5. О Слуцком и о Цветаевой — статьи 1956-го

We use cookies. Read the Privacy and Cookie Policy

5. О Слуцком и о Цветаевой — статьи 1956-го

Эренбурговскую эссеистику 1956–1958 годов просталинские силы в ЦК КПСС встречали в штыки массированным, хорошо срежиссированным контрнаступлением на страницах газет и журналов. «Критики „согласовывали“ свои оценки с тем или иным товарищем, но согласовывать со временем ни своей хулы, ни своих острот они не могли, — вспоминал Эренбург в книге „Люди, годы, жизнь“ и продолжал: — Для меня те годы были хорошим испытанием, я понял: можно писать и нужно писать»[669]. Эссеистика Эренбурга 1956–1958 годов была не только просветительством и попыткой вернуть читателю украденное у него в сталинские годы, она была осознанной борьбой за очищение литературы и искусства от мертвящего наследия сталинщины. Этой своей работе Эренбург посвятил десятую главу седьмой книги мемуаров, где так объяснил, почему после «Оттепели» оставил прозу: «Для молодых людей, вошедших в жизнь после XX съезда, слишком многое было неизвестно. Я перешел к новому для меня жанру не от душевной лени, а от сознания своей ответственности перед читателями»[670].

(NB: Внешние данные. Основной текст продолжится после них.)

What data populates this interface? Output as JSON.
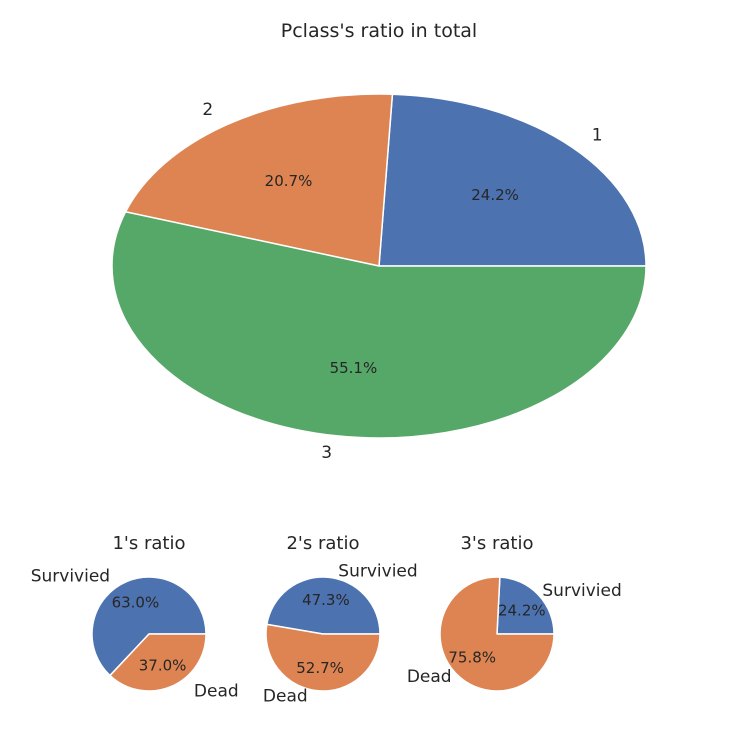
{
  "chart_data": [
    {
      "type": "pie",
      "title": "Pclass's ratio in total",
      "categories": [
        "1",
        "2",
        "3"
      ],
      "values": [
        24.2,
        20.7,
        55.1
      ],
      "labels": [
        "24.2%",
        "20.7%",
        "55.1%"
      ],
      "colors": [
        "#4c72b0",
        "#dd8452",
        "#55a868"
      ]
    },
    {
      "type": "pie",
      "title": "1's ratio",
      "categories": [
        "Survivied",
        "Dead"
      ],
      "values": [
        63.0,
        37.0
      ],
      "labels": [
        "63.0%",
        "37.0%"
      ],
      "colors": [
        "#4c72b0",
        "#dd8452"
      ]
    },
    {
      "type": "pie",
      "title": "2's ratio",
      "categories": [
        "Survivied",
        "Dead"
      ],
      "values": [
        47.3,
        52.7
      ],
      "labels": [
        "47.3%",
        "52.7%"
      ],
      "colors": [
        "#4c72b0",
        "#dd8452"
      ]
    },
    {
      "type": "pie",
      "title": "3's ratio",
      "categories": [
        "Survivied",
        "Dead"
      ],
      "values": [
        24.2,
        75.8
      ],
      "labels": [
        "24.2%",
        "75.8%"
      ],
      "colors": [
        "#4c72b0",
        "#dd8452"
      ]
    }
  ]
}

Литературные статьи Эренбурга (особенно статьи о Б. Слуцком и М. Цветаевой, напечатанные в 1956-м, и опубликованные в 1957-м статьи о Бабеле и Стендале) вызывали свирепые нападки партаппаратчиков и управляемых ими критиков, но Эренбурга это не остановило…

«О стихах Бориса Слуцкого»

Статья Ильи Эренбурга «О стихах Бориса Слуцкого», без упоминания которой немыслима даже самая беглая биография поэта, появилась в «Литературной газете» 28 июля 1956 года.

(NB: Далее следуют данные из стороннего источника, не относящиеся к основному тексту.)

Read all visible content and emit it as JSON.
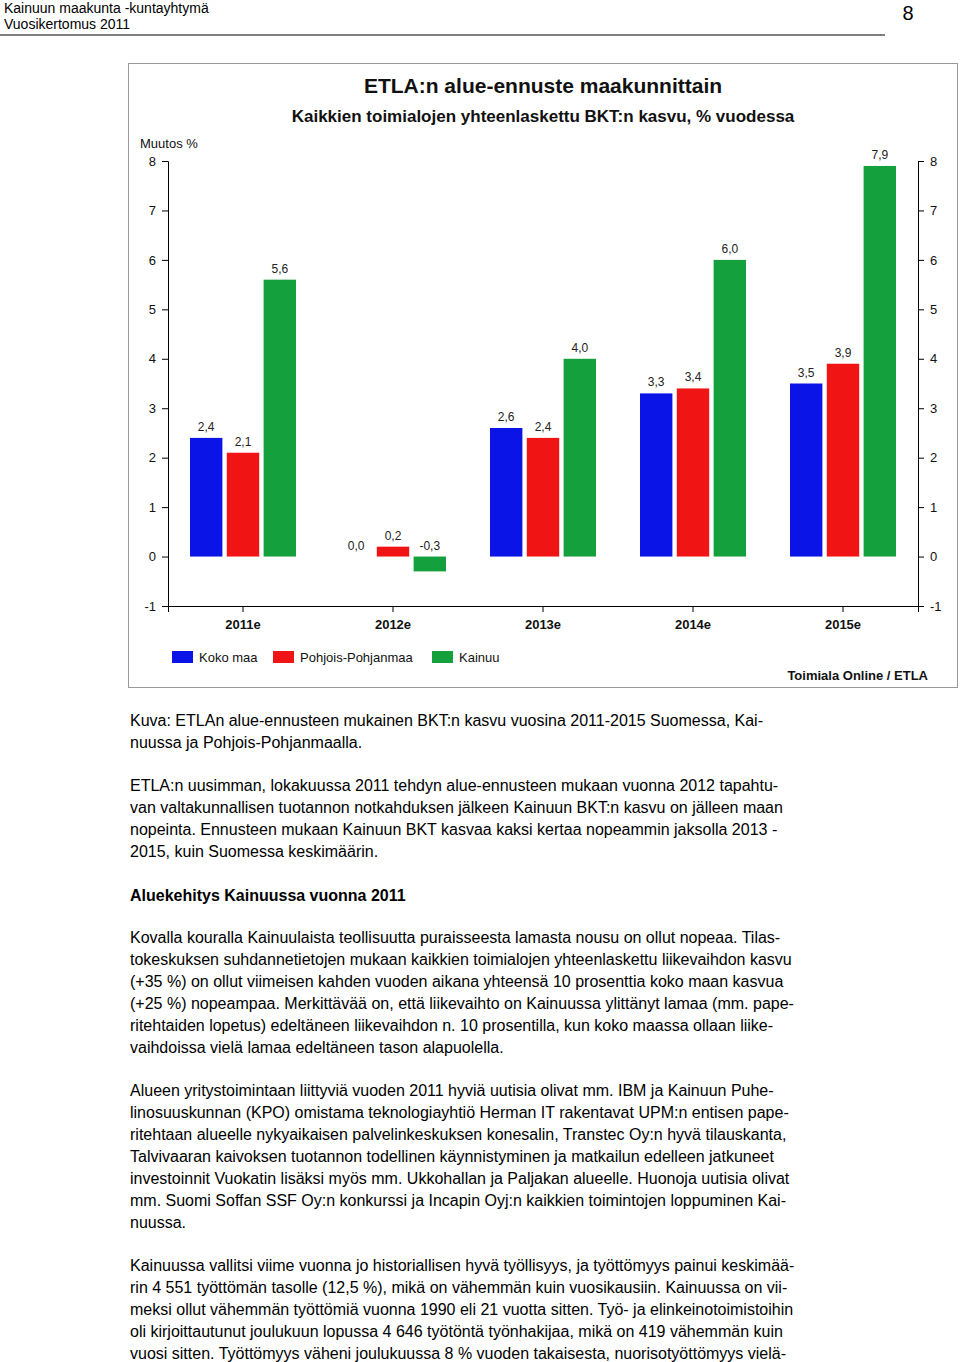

Об этой статье знаток поэзии Слуцкого и ее публикатор Юрий Болдырев написал: «Илья Григорьевич Эренбург был первым, кто по достоинству оценил поэтический талант Бориса Слуцкого, понял, явление какого характера и уровня входит в русскую литературу»[671]. Добавлю, что статья Эренбурга появилась в популярной газете, когда еще не вышла даже первая книжка Слуцкого (в периодике было напечатано лишь несколько его стихотворений). Имя поэта, вчера еще известное лишь знатокам, враз стало известным всей стране.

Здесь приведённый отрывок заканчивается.